Aku mengernyitkan dahi. Kenapa tiba-tiba Ibu bisa berkata demikian. Dan beliau juga senyum-senyum sendiri melihat Andi yang masih asyik bermain bersama Kezia.



“Bu, sebenarnya ada yang bilang kalau lelaki yang sedang bersama Kezia itu punya perasaan khusus dengan saya. Tapi saya tidak bisa menerimanya kalau kenyataannya seperti itu. Saya terlalu tua untuk dia. Usia kami terpaut sepuluh tahun. Saya kasian kalau dia harus menjadi penopang saya dan Kezia. Masa depannya masih panjang dan dia lebih pantas untuk gadis yang seusia dengannya.”
Kali ini Ibu menggenggam tanganku. “Kalau menurut Ibu, usia bukan masalah. Selama dia bisa menerima kamu dan bertanggung jawab atas hidup kamu dan Kezia. Siapapun itu, Na, Ibu merestui. Dan atas nama Andi suamimu, Ibu merestui jika kamu menikah lagi.”

Hari terus berlalu. Tapi aku merasa semakin hampa. Itu karena sejak Sabtu terakhir Andi ke rumah dia sudah tidak lagi ke rumah meski hanya sekedar menemui Kezia. Dan Kezia sering menanyakan keberadaanya. Tapi aku tidak bisa menjawab apapun. Aku hanya memberi alasan kalau Andi tugas ke luar kota.
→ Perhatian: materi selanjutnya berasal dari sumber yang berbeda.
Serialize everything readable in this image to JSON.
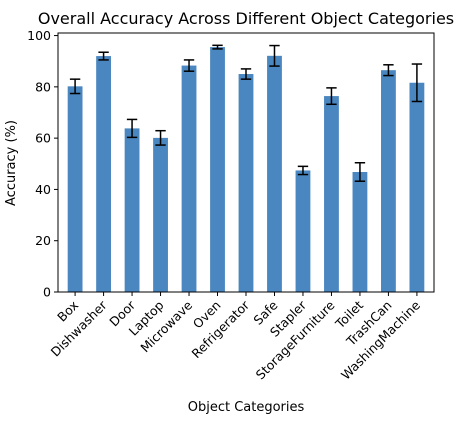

Perubahan sikap Andi tidak hanya sekedar berhenti ke rumah. Bahkan di kantor pun sikapnya sangat cuek. Dia cenderung menghindar dariku. Aku sangat ingin menanyakan sebabnya tapi dia tidak pernah mengijinkan aku untuk bicara. Dia selalu beralasan kalau sedang sibuk. Terus terang aku merasa sangat sedih. Aku merasa kehilangan. Aku juga galau. Keceriaan yang diciptakan oleh Andi dan kehadirannya untuk memenuhi ruang hatiku yang kosong kini sirna.

Saat sendiri kadang aku berpikir apa aku sudah jatuh cinta pada Andi? Kali ini aku telah merasakan apa yang dulu pernah kurasakan pada Mas Andi. Aku menjadi resah, gelisah, susah tidur, rindu, ingin dekat dengannya. Dan saat mengingatnya aku bisa tertawa dengan sendirinya. Apakah aku sungguh-sungguh telah jatuh cinta?

Siang itu aku hendak menghampiri Susan untuk makan siang. Namun langkahku terhenti saat mendengar pembicaraan antara Susan dengan seseorang di dalam ruangan HRD.
“Surat resign kamu sudah di acc atasan.”
“Terima kasih atas bantuannya, Bu.”


Tanpa berpikir panjang aku langsung membuka pintu dan membuat dua orang di dalamnya menatapku tajam. Tapi aku tidak menghiraukan mereka. Mataku fokus pada map merah yang diberikan Susan pada Andi. Aku tau betul kalau HRD memberikan map merah pada karyawan, itu berarti isinya surat keterangan pernah bekerja. Dan itu tandanya karyawan tersebut resign dari perusahaan.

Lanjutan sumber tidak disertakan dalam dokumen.